International load factors tumbled by 4.4% percentage points from August to 74.8% in September.
Giovanni Bisignani, IATA’s Director General and CEO said, “The deterioration in traffic is alarmingly fast-paced and widespread. We have not seen such a decline in passenger traffic since SARS in 2003. Even the good news that the oil price has fallen to half its July peak is not enough to offset the impact of the drop in demand. At this rate, losses may be even deeper than our forecast USD5.2-billion for this year.”
This is the first time since the SARS crisis in 2003 that global passenger traffic has shrunk. Capacity cuts were not able to keep pace with the fall in demand. September load factors in all regions fell compared to August.
For September, all major regions reported that passenger traffic shrank, with the exception of Latin American carriers which saw an increase of 1.7%.
Even this is down from the 11.9% growth of the previous month.

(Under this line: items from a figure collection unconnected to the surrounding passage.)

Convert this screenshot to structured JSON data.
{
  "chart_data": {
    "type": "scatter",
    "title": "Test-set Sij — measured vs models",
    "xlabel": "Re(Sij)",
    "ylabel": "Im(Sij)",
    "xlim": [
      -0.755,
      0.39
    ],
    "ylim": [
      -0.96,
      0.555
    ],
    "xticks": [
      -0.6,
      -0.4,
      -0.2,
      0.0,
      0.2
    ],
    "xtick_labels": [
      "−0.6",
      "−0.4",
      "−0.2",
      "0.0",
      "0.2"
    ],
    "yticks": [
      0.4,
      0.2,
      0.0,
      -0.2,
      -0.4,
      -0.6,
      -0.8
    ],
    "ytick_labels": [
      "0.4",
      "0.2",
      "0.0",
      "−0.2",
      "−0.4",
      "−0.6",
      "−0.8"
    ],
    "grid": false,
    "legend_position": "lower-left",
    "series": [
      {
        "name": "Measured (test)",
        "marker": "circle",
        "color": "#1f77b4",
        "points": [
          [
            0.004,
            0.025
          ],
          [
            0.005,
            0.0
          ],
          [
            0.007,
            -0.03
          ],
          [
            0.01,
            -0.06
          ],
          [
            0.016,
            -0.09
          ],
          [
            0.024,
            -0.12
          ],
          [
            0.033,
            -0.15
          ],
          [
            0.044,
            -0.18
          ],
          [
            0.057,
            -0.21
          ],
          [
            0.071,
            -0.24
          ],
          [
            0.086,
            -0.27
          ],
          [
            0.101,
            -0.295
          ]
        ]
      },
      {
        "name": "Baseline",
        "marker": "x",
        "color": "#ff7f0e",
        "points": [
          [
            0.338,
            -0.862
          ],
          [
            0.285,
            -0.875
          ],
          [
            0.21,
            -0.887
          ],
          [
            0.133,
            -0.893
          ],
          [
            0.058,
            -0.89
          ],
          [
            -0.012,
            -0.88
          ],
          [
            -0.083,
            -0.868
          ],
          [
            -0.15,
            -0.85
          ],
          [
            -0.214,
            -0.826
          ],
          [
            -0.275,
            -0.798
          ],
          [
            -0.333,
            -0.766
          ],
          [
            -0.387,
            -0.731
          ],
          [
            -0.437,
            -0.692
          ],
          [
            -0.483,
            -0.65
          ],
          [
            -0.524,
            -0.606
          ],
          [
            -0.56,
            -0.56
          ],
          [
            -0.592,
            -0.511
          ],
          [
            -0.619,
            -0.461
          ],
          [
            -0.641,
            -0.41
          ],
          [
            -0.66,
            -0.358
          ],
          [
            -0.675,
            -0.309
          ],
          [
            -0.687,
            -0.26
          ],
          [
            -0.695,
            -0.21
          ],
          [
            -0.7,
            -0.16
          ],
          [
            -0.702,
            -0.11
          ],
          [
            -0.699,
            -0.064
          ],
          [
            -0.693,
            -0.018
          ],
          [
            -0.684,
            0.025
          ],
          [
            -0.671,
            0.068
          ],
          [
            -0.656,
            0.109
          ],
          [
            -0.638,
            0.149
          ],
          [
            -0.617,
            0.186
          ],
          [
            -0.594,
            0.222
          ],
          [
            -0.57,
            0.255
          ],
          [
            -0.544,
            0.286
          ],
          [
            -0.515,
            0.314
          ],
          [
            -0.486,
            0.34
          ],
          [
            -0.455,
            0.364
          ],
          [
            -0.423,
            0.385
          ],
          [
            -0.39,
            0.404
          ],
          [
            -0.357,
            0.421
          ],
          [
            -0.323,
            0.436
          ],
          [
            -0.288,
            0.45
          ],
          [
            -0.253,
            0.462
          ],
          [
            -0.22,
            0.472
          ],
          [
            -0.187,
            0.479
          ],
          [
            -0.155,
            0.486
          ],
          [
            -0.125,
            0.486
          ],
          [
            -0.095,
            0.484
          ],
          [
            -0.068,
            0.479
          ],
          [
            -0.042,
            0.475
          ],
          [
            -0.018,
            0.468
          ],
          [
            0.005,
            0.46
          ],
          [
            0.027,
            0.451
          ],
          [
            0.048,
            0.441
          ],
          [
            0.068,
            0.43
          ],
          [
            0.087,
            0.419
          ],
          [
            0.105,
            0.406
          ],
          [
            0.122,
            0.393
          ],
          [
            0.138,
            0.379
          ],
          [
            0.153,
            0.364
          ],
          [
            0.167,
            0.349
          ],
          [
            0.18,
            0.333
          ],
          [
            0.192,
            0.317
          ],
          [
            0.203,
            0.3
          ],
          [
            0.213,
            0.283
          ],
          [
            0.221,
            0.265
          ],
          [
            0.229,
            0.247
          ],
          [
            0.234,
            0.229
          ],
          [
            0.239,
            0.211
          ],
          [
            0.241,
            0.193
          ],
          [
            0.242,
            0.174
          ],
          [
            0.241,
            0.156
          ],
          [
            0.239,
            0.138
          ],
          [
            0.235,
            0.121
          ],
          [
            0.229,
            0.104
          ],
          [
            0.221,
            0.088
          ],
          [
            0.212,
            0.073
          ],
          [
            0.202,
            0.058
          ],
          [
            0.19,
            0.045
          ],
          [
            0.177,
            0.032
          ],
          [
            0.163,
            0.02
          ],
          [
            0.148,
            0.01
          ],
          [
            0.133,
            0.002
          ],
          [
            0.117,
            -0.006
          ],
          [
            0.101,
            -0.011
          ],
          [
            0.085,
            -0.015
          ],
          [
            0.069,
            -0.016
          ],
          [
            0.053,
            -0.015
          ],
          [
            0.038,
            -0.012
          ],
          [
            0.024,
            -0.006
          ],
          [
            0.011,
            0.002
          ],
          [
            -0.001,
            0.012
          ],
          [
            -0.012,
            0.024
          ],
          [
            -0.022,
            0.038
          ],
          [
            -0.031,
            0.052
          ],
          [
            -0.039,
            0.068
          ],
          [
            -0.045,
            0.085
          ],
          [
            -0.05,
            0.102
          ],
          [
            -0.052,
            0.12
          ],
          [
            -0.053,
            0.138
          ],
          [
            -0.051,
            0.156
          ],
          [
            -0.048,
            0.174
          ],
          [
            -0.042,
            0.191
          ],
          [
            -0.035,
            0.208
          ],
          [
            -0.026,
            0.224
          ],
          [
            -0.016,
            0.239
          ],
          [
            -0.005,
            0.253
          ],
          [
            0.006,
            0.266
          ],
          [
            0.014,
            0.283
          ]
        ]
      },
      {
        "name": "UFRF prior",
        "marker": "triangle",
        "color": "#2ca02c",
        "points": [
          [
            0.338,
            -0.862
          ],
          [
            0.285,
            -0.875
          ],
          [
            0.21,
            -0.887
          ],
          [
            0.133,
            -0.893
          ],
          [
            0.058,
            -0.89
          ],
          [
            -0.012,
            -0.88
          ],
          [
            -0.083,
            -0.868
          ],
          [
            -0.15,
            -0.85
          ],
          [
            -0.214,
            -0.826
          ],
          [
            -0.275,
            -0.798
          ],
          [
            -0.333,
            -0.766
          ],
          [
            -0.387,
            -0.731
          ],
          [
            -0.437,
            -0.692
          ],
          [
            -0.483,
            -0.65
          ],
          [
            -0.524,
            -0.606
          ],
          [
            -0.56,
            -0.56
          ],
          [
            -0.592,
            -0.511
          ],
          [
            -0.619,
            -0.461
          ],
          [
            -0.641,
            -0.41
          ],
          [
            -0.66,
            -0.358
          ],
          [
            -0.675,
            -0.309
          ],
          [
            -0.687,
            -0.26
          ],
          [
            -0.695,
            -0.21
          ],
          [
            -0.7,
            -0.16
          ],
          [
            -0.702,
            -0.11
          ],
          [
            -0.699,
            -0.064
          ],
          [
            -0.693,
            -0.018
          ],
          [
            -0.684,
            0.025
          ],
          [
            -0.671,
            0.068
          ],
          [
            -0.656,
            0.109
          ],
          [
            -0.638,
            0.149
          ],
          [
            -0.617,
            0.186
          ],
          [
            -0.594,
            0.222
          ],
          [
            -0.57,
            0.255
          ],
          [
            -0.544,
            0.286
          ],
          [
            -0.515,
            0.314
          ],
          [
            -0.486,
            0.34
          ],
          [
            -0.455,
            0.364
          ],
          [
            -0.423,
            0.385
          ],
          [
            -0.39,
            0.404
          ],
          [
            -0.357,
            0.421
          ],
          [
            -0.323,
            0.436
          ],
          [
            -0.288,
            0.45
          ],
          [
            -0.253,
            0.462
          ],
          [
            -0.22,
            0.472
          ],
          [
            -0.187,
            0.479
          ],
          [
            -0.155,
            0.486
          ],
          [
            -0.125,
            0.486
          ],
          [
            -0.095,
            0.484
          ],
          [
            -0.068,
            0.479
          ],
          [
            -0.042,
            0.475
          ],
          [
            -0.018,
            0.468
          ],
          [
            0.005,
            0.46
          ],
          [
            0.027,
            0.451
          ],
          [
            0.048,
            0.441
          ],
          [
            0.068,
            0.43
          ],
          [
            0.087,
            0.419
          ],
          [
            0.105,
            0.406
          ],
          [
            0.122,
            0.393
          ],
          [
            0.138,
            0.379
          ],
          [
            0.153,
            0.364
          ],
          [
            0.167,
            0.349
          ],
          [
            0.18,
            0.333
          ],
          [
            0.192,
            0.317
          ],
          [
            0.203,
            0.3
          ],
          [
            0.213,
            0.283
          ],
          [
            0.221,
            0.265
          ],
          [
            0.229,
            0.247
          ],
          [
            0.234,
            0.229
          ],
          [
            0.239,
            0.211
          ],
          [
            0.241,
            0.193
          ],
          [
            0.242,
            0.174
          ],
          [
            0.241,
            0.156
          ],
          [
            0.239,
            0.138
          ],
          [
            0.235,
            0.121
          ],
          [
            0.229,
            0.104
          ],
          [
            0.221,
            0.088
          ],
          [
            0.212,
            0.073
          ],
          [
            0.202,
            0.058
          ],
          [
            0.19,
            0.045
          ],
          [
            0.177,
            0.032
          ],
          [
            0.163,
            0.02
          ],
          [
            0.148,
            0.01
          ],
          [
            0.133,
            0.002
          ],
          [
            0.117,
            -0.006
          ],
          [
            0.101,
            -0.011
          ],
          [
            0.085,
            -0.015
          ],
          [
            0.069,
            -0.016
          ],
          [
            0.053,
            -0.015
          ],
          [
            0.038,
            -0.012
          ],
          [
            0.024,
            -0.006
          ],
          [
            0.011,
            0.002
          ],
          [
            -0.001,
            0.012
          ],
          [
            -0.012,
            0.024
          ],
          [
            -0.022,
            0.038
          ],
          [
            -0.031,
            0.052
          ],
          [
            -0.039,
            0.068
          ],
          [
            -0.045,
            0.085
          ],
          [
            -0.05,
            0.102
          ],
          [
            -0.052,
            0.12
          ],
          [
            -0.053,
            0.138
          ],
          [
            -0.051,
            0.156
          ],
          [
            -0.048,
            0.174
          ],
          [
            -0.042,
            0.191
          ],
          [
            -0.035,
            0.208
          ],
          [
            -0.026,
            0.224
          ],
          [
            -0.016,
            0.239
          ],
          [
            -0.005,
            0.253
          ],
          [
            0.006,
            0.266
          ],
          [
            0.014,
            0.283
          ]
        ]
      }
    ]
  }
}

African carriers posted the largest decline in traffic (-7.8%), a continuation of the previous month’s trend.
This drop in overall international air traffic does not bode well for Bengaluru International Airport (BIA) and its promoter BIAL. The domestic air traffic has reduced drastically, with short-haul traffic all but disappearing. Only a spectacular growth in international flights has enabled BIA a modest 1.5% gain in overall passenger traffic. The recent announcement by the world’s largest airline, Air France-KLM, of withdrawal of the Hyderabad Amsterdam route due to poor performance, highlights the problem.
It is imperative for the BIAL consortium to put its thinking cap on and try to raise the domestic traffic, lest the international airlines pull the rug from under its feet.